President of the republic Sergio Mattarella, and Premier Matteo Renzi
ROME - Migration, regional elections and the Mafia Capitale scandal top the list of reaons as to why Italian Premier Matteo Renzi's confidence ratings have dropped substantially by around 30 percent from when he came into power
  Renzi came into office with a respectable 61 percent, managed to reach an impressive 70 percent in the wake of the European election success, but now suffers from a 36 percent confidence rating, according to a recent poll carried out by Nando Pagnoncelli, published Monday by Corriere della Sera.
  His ratings have fallen rapidly from the beginning of the year, when he was hovering around 50 percent. Both the cancellation of the announced U-turn on education and the withdrawal of land registry reform explain such a drop, and furthermore point towards a struggling PM. 

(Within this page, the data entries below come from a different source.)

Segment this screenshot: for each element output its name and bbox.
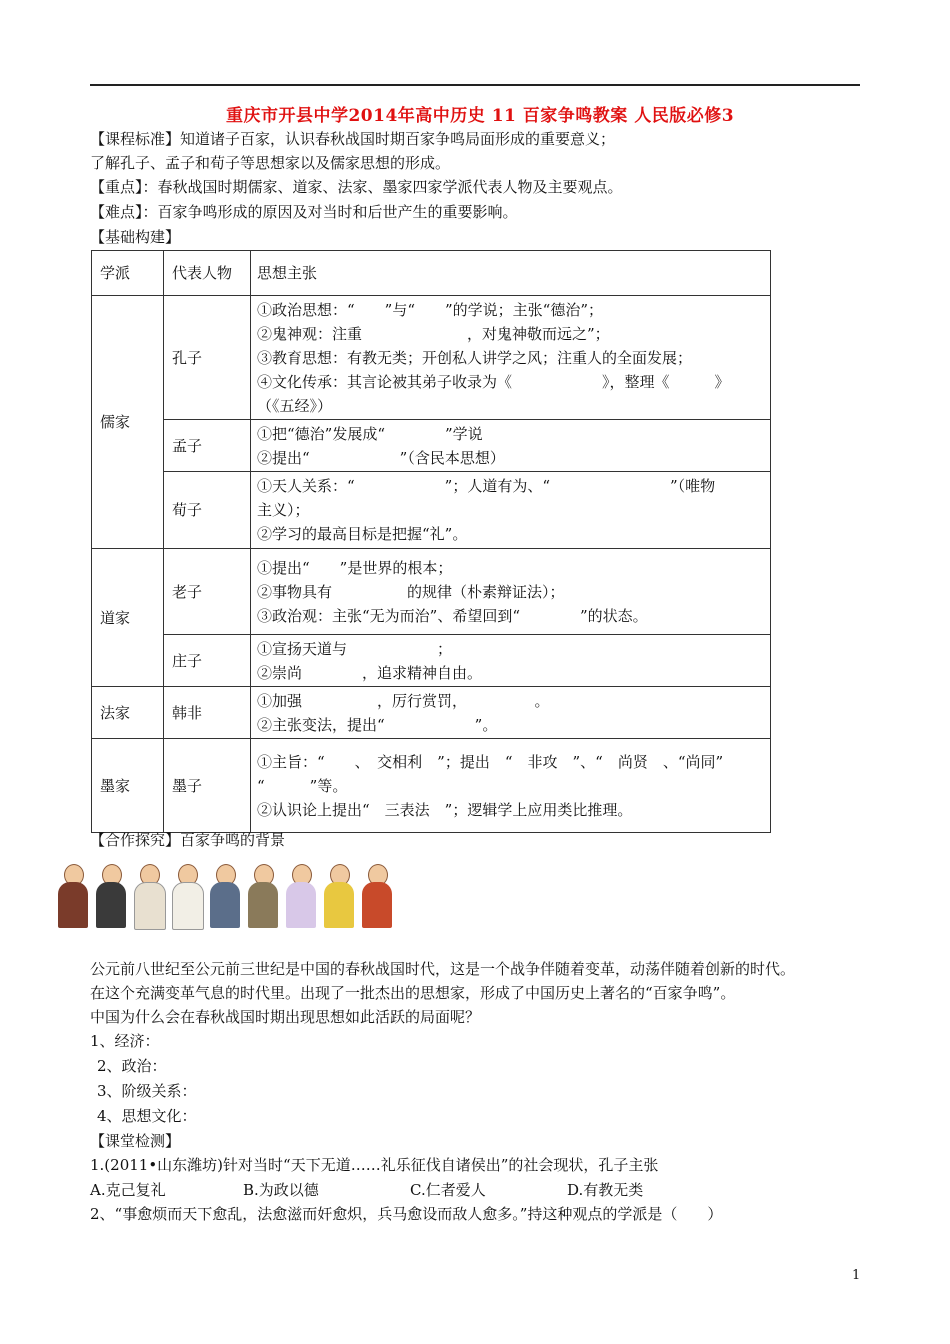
header-ideas: 思想主张 <box>251 251 771 296</box>
explore-question: 中国为什么会在春秋战国时期出现思想如此活跃的局面呢？ <box>90 1008 481 1026</box>
header-school: 学派 <box>92 251 164 296</box>
portrait-icon <box>321 860 357 930</box>
question-1-option-d: D.有教无类 <box>567 1181 644 1199</box>
idea-line: ①政治思想：“ ”与“ ”的学说；主张“德治”； <box>257 300 604 319</box>
idea-line: ②学习的最高目标是把握“礼”。 <box>257 525 468 543</box>
schools-table <box>91 250 771 833</box>
idea-line: ②认识论上提出“ 三表法 ”；逻辑学上应用类比推理。 <box>257 800 633 819</box>
idea-line: ①天人关系：“ ”；人道有为、“ ”（唯物 <box>257 477 716 495</box>
idea-line: ①主旨：“ 、 交相利 ”；提出 “ 非攻 ”、“ 尚贤 、“尚同” <box>257 752 724 771</box>
idea-line: ③政治观：主张“无为而治”、希望回到“ ”的状态。 <box>257 606 648 625</box>
table-row-zhuangzi <box>92 635 771 687</box>
idea-line: 主义）； <box>257 501 310 519</box>
question-1-option-a: A.克己复礼 <box>90 1181 166 1199</box>
explore-item-2: 2、政治： <box>97 1057 167 1075</box>
ideas-laozi <box>251 549 771 635</box>
question-1-option-c: C.仁者爱人 <box>410 1181 486 1199</box>
portrait-icon <box>283 860 319 930</box>
person-laozi: 老子 <box>164 549 251 635</box>
idea-line: ②鬼神观：注重 ，对鬼神敬而远之”； <box>257 324 610 343</box>
ideas-mengzi <box>251 420 771 472</box>
idea-line: ①提出“ ”是世界的根本； <box>257 558 453 577</box>
person-zhuangzi: 庄子 <box>164 635 251 687</box>
explore-item-1: 1、经济： <box>90 1032 160 1050</box>
course-standard-line-1: 【课程标准】知道诸子百家，认识春秋战国时期百家争鸣局面形成的重要意义； <box>90 130 616 148</box>
explore-para-1: 公元前八世纪至公元前三世纪是中国的春秋战国时代，这是一个战争伴随着变革，动荡伴随着创新的时代。 <box>90 960 796 978</box>
page-number: 1 <box>852 1268 861 1283</box>
person-kongzi: 孔子 <box>164 296 251 420</box>
explore-heading: 【合作探究】百家争鸣的背景 <box>90 831 286 849</box>
question-1-option-b: B.为政以德 <box>243 1181 319 1199</box>
portrait-icon <box>169 860 205 930</box>
top-rule <box>90 84 860 86</box>
idea-line: ①宣扬天道与 ； <box>257 639 453 658</box>
question-1: 1.(2011•山东潍坊)针对当时“天下无道……礼乐征伐自诸侯出”的社会现状，孔子主张 <box>90 1156 659 1174</box>
document-title: 重庆市开县中学2014年高中历史 11 百家争鸣教案 人民版必修3 <box>225 106 735 126</box>
table-row-kongzi <box>92 296 771 420</box>
idea-line: ②主张变法，提出“ ”。 <box>257 715 498 734</box>
idea-line: ①把“德治”发展成“ ”学说 <box>257 424 483 443</box>
table-row-mozi <box>92 739 771 833</box>
ideas-mozi <box>251 739 771 833</box>
foundation-heading: 【基础构建】 <box>90 228 181 246</box>
table-row-laozi <box>92 549 771 635</box>
table-row-xunzi <box>92 472 771 549</box>
question-2: 2、“事愈烦而天下愈乱，法愈滋而奸愈炽，兵马愈设而敌人愈多。”持这种观点的学派是（ ） <box>90 1205 723 1223</box>
course-standard-line-2: 了解孔子、孟子和荀子等思想家以及儒家思想的形成。 <box>90 154 451 172</box>
idea-line: ②提出“ ”（含民本思想） <box>257 448 505 467</box>
school-dao: 道家 <box>92 549 164 687</box>
person-hanfei: 韩非 <box>164 687 251 739</box>
difficulties: 【难点】：百家争鸣形成的原因及对当时和后世产生的重要影响。 <box>90 203 518 221</box>
idea-line: ②事物具有 的规律（朴素辩证法）； <box>257 582 565 601</box>
idea-line: ④文化传承：其言论被其弟子收录为《 》，整理《 》 <box>257 372 730 391</box>
idea-line: ①加强 ，厉行赏罚， 。 <box>257 691 550 710</box>
table-row-hanfei <box>92 687 771 739</box>
portrait-icon <box>207 860 243 930</box>
school-mo: 墨家 <box>92 739 164 833</box>
idea-line: ③教育思想：有教无类；开创私人讲学之风；注重人的全面发展； <box>257 348 693 367</box>
idea-line: “ ”等。 <box>257 776 348 795</box>
school-fa: 法家 <box>92 687 164 739</box>
ideas-kongzi <box>251 296 771 420</box>
portrait-icon <box>245 860 281 930</box>
ideas-zhuangzi <box>251 635 771 687</box>
portrait-icon <box>55 860 91 930</box>
ideas-hanfei <box>251 687 771 739</box>
portrait-icon <box>131 860 167 930</box>
portrait-icon <box>359 860 395 930</box>
thinkers-portraits-image <box>55 856 465 930</box>
explore-para-2: 在这个充满变革气息的时代里。出现了一批杰出的思想家，形成了中国历史上著名的“百家争鸣”。 <box>90 984 736 1002</box>
idea-line: （《五经》） <box>257 396 333 415</box>
person-mozi: 墨子 <box>164 739 251 833</box>
table-row-mengzi <box>92 420 771 472</box>
explore-item-3: 3、阶级关系： <box>97 1082 197 1100</box>
table-header-row <box>92 251 771 296</box>
idea-line: ②崇尚 ，追求精神自由。 <box>257 663 483 682</box>
ideas-xunzi <box>251 472 771 549</box>
test-heading: 【课堂检测】 <box>90 1132 181 1150</box>
key-points: 【重点】：春秋战国时期儒家、道家、法家、墨家四家学派代表人物及主要观点。 <box>90 178 623 196</box>
person-mengzi: 孟子 <box>164 420 251 472</box>
header-person: 代表人物 <box>164 251 251 296</box>
school-ru: 儒家 <box>92 296 164 549</box>
explore-item-4: 4、思想文化： <box>97 1107 197 1125</box>
person-xunzi: 荀子 <box>164 472 251 549</box>
portrait-icon <box>93 860 129 930</box>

  Moreover, a very worrying figure for the premier is that of Northern League's Matteo Salvini confidence rating, which is on a complete par with Renzi's.
  However, Renzi is not the only politican to worry as confidence in politicans, and the ruling elite as a whole, has fallen significantly. Pietro Grasso, the president of the Senate suffers from a low 40 percent confidence rate. President of Chamber of Deputies, Laura Boldrini currently has a 33 precent rating, a considerable drop from the 57 percent when she was sworn in. 
  The migration crisis and the inability of the government to act efficiently and effectively has damaged their confidence ratings, as well as the inability to trust in the government after the unveilings of the mafia capitale scandal. The Democratic Party was also sorely hit by the regional and municipal elections which highlighted a rupture in the Democratic Party between the centre and the peripheries of the party. 
  However, it is worth noting that the President of the Republic Sergio Mattarella still enjoys significant approval, with two thirds of Italians expressing their confidence in him. This figure underlines an ongoing trend, noted also with Ciampi and Napolitano, whereby presidents of the republic continually garner much more support from citizens.
  Despite disillusionment with the political elite as a whole, confidence in the Italian economy's ability to recover, has risen since the start of the year, albeit with a slight fall very recently.